Так и есть, накаркал таки чёрный наш рот... Из задника сцены, из рамы церковного портала действительно выдвигается новая скульптурная фигура. Это, конечно же, ревнивый prete. На нём чёрная сутана до пят – мужской вариант нашего белого савана, его близнец. Приём превосходный: близость усиливает контраст. Вековая пыль, набившаяся в складки сутаны и лица padre, углубляет их. Такой грим делает скульптуру грубой, но сценически выразительной: злобная гримаса маски видна и издалека. Высокомерно не спускаясь даже и на одну ступеньку ниже, священник приказывает что-то своей пастве. Пытается опять помешать нам, гнусный фарисей. По его приказу двое в кепках, притворяясь, что оказывают нам особо сложную поддержку, поднимают нас на руки. Один из них тот самый парень в клетчатой рубашке. Он такой среди них, сплошь чёрных, один: клетчатый. И потому хорошо заметен. Мы выгибаемся, корчимся у этих двоих на руках. Но они ловко делают своё дело: отнимают у нас белую плясунью. Не говоря нам ни слова – они ставят её на ноги и уводят прочь, к платановой аллее, на ходу одёргивая ей саван.

Мы остаёмся на середине площади, окружённые толпой, намеренно мешающей нам последовать за уходящими. Наша плясунья удаляется от нас, вяло переставляя распухшие ноги. Неизвестно, смогла бы она двигаться самостоятельно, не закинь они её руки себе на плечи, эти двое: клетчатый и чёрный партнёры. Кордебалет выжидает, пока они достигнут портала платановой аллеи, потом следует за ними, одна кепка за другой. Пылевая позёмка порывается за шаркающими подошвами и укладывается мелкой рябью на плиты.

Замедленно втягивается в провал аллеи караван серых от пыли чёрных горбов... Padre так же замедленно отступает в свой портал... Через минуту сцена становится пустынной. И мы тоже покидаем её. Удаляемся к себе в гостиницу, втягиваемся сквозь щели жалюзи в свою комнату, сквозь щели своего тела – назад, в его изученные края.

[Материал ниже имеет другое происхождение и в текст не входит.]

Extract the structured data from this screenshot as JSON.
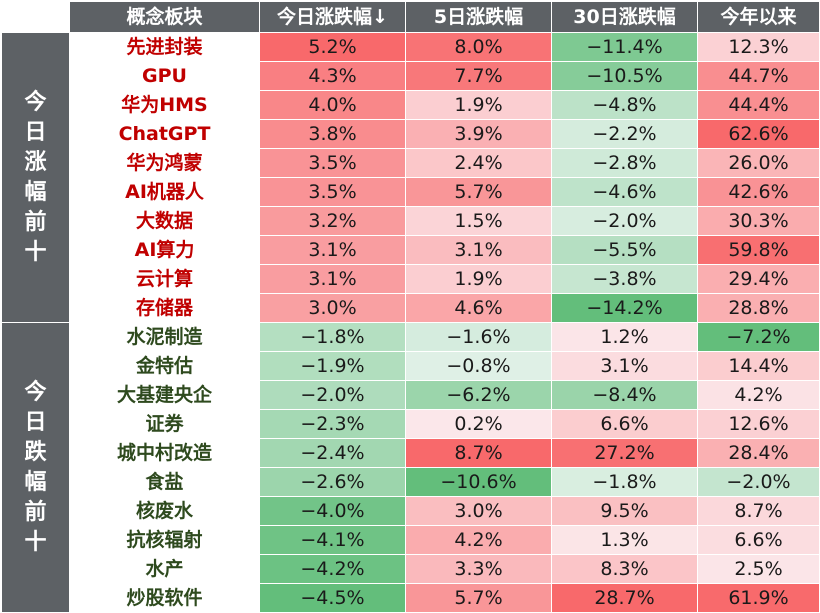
{
  "colors": {
    "header_bg": "#5d6165",
    "up_text": "#c00000",
    "down_text": "#2e4a1e",
    "positive_max": "#f8696b",
    "negative_max": "#63be7b"
  },
  "chart_data": {
    "type": "table",
    "columns": [
      "概念板块",
      "今日涨跌幅↓",
      "5日涨跌幅",
      "30日涨跌幅",
      "今年以来"
    ],
    "groups": [
      {
        "label": "今日涨幅前十",
        "rows": [
          {
            "name": "先进封装",
            "values": [
              "5.2%",
              "8.0%",
              "−11.4%",
              "12.3%"
            ]
          },
          {
            "name": "GPU",
            "values": [
              "4.3%",
              "7.7%",
              "−10.5%",
              "44.7%"
            ]
          },
          {
            "name": "华为HMS",
            "values": [
              "4.0%",
              "1.9%",
              "−4.8%",
              "44.4%"
            ]
          },
          {
            "name": "ChatGPT",
            "values": [
              "3.8%",
              "3.9%",
              "−2.2%",
              "62.6%"
            ]
          },
          {
            "name": "华为鸿蒙",
            "values": [
              "3.5%",
              "2.4%",
              "−2.8%",
              "26.0%"
            ]
          },
          {
            "name": "AI机器人",
            "values": [
              "3.5%",
              "5.7%",
              "−4.6%",
              "42.6%"
            ]
          },
          {
            "name": "大数据",
            "values": [
              "3.2%",
              "1.5%",
              "−2.0%",
              "30.3%"
            ]
          },
          {
            "name": "AI算力",
            "values": [
              "3.1%",
              "3.1%",
              "−5.5%",
              "59.8%"
            ]
          },
          {
            "name": "云计算",
            "values": [
              "3.1%",
              "1.9%",
              "−3.8%",
              "29.4%"
            ]
          },
          {
            "name": "存储器",
            "values": [
              "3.0%",
              "4.6%",
              "−14.2%",
              "28.8%"
            ]
          }
        ]
      },
      {
        "label": "今日跌幅前十",
        "rows": [
          {
            "name": "水泥制造",
            "values": [
              "−1.8%",
              "−1.6%",
              "1.2%",
              "−7.2%"
            ]
          },
          {
            "name": "金特估",
            "values": [
              "−1.9%",
              "−0.8%",
              "3.1%",
              "14.4%"
            ]
          },
          {
            "name": "大基建央企",
            "values": [
              "−2.0%",
              "−6.2%",
              "−8.4%",
              "4.2%"
            ]
          },
          {
            "name": "证券",
            "values": [
              "−2.3%",
              "0.2%",
              "6.6%",
              "12.6%"
            ]
          },
          {
            "name": "城中村改造",
            "values": [
              "−2.4%",
              "8.7%",
              "27.2%",
              "28.4%"
            ]
          },
          {
            "name": "食盐",
            "values": [
              "−2.6%",
              "−10.6%",
              "−1.8%",
              "−2.0%"
            ]
          },
          {
            "name": "核废水",
            "values": [
              "−4.0%",
              "3.0%",
              "9.5%",
              "8.7%"
            ]
          },
          {
            "name": "抗核辐射",
            "values": [
              "−4.1%",
              "4.2%",
              "1.3%",
              "6.6%"
            ]
          },
          {
            "name": "水产",
            "values": [
              "−4.2%",
              "3.3%",
              "8.3%",
              "2.5%"
            ]
          },
          {
            "name": "炒股软件",
            "values": [
              "−4.5%",
              "5.7%",
              "28.7%",
              "61.9%"
            ]
          }
        ]
      }
    ]
  }
}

Оттуда, сверху и издалека, опять осматриваем сцену: да, площадь внизу снова абсолютно пуста, как и полчаса назад. Репетиция распущена, все отпущены к своим собственным обыденным делам, восвояси.

Но я – я не отпускаю тебя, ты больше не останешься одна. Моя поддержка непритворна, абсолютно надёжна. Я могу держать её сколько нужно, хоть и двадцать лет, если потребуется, пока тянется жара и длится экзерсис.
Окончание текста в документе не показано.